Ah, si tu avais vu la tête d’Émilien passant le nez au-dessus de la balustrade, car il était à l’intérieur du pavillon! Son sang n’a fait qu’un tour. Ce n’est pas à un vieux Parisien comme lui qu’on allait la conter!

— Oh, la mère! Qu’est-ce que vous faites là?

— Mais Émilien, pourquoi te fâches-tu? Cette dame est très gentille, elle m’a acheté un parfum!

Qu’est-ce qui lui prend, me suis-je demandé, lui d’habitude si prévenant?

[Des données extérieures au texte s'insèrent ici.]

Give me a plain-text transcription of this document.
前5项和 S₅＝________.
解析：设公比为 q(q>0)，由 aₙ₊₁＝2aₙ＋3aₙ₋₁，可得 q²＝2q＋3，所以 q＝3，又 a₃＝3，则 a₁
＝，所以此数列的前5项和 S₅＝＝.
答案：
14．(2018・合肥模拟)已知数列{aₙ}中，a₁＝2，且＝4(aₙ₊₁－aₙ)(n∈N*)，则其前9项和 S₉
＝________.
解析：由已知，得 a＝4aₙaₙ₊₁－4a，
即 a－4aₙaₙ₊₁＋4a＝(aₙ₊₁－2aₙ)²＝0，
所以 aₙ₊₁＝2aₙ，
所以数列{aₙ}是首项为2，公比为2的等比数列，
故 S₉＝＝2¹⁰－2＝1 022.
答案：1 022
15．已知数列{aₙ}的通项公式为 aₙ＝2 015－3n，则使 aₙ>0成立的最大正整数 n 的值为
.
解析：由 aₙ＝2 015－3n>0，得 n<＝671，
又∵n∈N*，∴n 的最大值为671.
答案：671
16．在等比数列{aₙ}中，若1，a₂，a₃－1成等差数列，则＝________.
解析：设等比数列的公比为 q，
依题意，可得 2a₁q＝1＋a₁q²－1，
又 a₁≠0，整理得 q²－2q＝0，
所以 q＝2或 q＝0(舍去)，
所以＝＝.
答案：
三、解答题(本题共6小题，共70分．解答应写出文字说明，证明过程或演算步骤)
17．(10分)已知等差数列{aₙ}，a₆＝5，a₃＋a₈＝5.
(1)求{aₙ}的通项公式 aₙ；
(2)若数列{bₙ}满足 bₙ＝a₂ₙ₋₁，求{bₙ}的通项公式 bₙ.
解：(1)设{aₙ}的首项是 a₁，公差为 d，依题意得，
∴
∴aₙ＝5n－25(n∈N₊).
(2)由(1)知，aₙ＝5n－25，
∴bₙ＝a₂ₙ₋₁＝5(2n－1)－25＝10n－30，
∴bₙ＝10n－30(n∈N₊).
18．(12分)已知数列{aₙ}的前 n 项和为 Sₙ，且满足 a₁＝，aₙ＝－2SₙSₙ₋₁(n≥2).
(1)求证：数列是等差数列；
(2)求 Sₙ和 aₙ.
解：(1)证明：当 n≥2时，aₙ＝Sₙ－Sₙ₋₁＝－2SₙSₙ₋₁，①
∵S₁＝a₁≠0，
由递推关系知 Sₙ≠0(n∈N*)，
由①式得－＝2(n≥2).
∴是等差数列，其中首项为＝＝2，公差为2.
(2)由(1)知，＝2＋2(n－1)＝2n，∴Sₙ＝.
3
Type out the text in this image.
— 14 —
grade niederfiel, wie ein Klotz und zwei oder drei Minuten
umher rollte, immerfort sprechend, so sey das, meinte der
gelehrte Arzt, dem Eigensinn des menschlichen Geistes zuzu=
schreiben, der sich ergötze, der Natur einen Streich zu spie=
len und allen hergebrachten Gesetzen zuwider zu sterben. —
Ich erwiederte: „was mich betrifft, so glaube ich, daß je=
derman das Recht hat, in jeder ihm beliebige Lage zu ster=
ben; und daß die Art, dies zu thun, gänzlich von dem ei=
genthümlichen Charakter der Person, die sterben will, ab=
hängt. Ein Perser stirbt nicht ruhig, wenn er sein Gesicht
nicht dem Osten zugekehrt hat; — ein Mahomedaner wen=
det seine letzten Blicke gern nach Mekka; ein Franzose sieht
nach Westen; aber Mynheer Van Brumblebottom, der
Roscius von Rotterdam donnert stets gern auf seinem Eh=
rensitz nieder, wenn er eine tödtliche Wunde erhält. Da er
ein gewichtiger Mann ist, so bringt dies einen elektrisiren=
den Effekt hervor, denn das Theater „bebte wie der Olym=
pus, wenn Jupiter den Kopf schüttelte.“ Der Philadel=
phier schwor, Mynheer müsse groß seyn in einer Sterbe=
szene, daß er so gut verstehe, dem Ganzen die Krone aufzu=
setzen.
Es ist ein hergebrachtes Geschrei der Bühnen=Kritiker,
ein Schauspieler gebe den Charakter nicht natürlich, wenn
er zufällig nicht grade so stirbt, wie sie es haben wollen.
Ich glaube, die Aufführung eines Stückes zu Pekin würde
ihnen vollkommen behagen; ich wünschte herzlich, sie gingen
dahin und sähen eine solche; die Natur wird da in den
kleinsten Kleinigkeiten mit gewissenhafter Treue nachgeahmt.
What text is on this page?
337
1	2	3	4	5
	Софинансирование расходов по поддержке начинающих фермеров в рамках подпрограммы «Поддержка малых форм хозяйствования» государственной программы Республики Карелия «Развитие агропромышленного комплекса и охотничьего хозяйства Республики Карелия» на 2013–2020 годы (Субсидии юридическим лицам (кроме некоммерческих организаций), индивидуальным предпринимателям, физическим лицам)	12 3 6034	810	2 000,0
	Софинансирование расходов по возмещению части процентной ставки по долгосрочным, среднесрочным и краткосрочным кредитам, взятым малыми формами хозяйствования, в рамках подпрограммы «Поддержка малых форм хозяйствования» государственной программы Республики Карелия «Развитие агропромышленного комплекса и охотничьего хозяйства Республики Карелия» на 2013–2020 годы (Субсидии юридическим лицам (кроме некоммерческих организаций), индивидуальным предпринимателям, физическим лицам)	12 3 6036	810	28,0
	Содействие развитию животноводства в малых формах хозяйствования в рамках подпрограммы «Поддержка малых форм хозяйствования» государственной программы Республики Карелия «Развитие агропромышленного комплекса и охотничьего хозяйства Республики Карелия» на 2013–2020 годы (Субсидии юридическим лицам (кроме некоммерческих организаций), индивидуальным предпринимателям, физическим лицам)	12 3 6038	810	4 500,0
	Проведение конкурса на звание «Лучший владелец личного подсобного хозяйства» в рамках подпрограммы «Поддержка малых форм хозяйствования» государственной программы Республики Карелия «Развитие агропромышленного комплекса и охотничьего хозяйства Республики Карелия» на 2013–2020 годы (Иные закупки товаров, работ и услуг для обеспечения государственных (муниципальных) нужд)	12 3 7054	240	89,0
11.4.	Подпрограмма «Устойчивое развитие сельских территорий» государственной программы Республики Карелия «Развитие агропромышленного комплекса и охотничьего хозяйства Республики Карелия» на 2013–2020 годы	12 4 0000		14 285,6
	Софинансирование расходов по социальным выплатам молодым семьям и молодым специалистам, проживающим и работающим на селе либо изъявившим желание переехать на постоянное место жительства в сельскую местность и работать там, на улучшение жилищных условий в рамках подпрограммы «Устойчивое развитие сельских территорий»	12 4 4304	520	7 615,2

— Fichez le camp ou vous aurez affaire à moi.

Il était prêt à mordre.

— Comment est-il possible que tu n’aies pas compris ce qu’elle voulait! Sans moi, tu étais faite. Prise au collet comme un lapin. Oui, tu as bien entendu. Exactement ce que ta mère a voulu faire avec le sieur Zambé! Décidément, il va falloir que je t’apprenne encore quelques petites choses.

Émilien était un homme très calme, maître de lui en la plupart des circonstances, mais c’était un volcan lorsqu’il se mettait en colère. C’est la terre tout entière qui tremblait sur ses bases.

À l’intérieur de l’exposition, les Antillais étaient du bon côté des grilles. Les zoos humains, c’était pour les Canaques, les Pygmées, les tribus de la brousse, les supposés anthropophages. On se pâmait devant notre rhum, on s’extasiait de notre cuisine, nos mazouks et nos biguines remuaient tous les popotins, mais, une fois passées les portes dans l’autre sens, c’était une tout autre chanson. Les rois de la fête redevenaient des nègres comme les autres. On n’arrêtait de nous invectiver, de vilipender et de nous insulter. Un jour dans le métro un type, le genre gros lard bouffi et essoufflé, m’a craché au visage quand, pour dire simplement quelque chose à son voisin de banquette comme cela se fait tous les jours et dans toutes les rames, je lui ai demandé où il descendait: «Qu’est-ce que ça peut te faire, boîte de cirage!». Seigneur, la Vierge, il aurait mieux fait de se taire. Il n’avait pas achevé sa phrase que déjà l’uppercut d’Émilien lui écrasait la face. En trois-six quatre, il l’avait éjecté du métro et il n’avait retrouvé son souffle que pour voir la rame lui filer sous le nez. Un éclat de rire gigantesque, pareil au hennissement d’un cheval hystérique, a secoué le train.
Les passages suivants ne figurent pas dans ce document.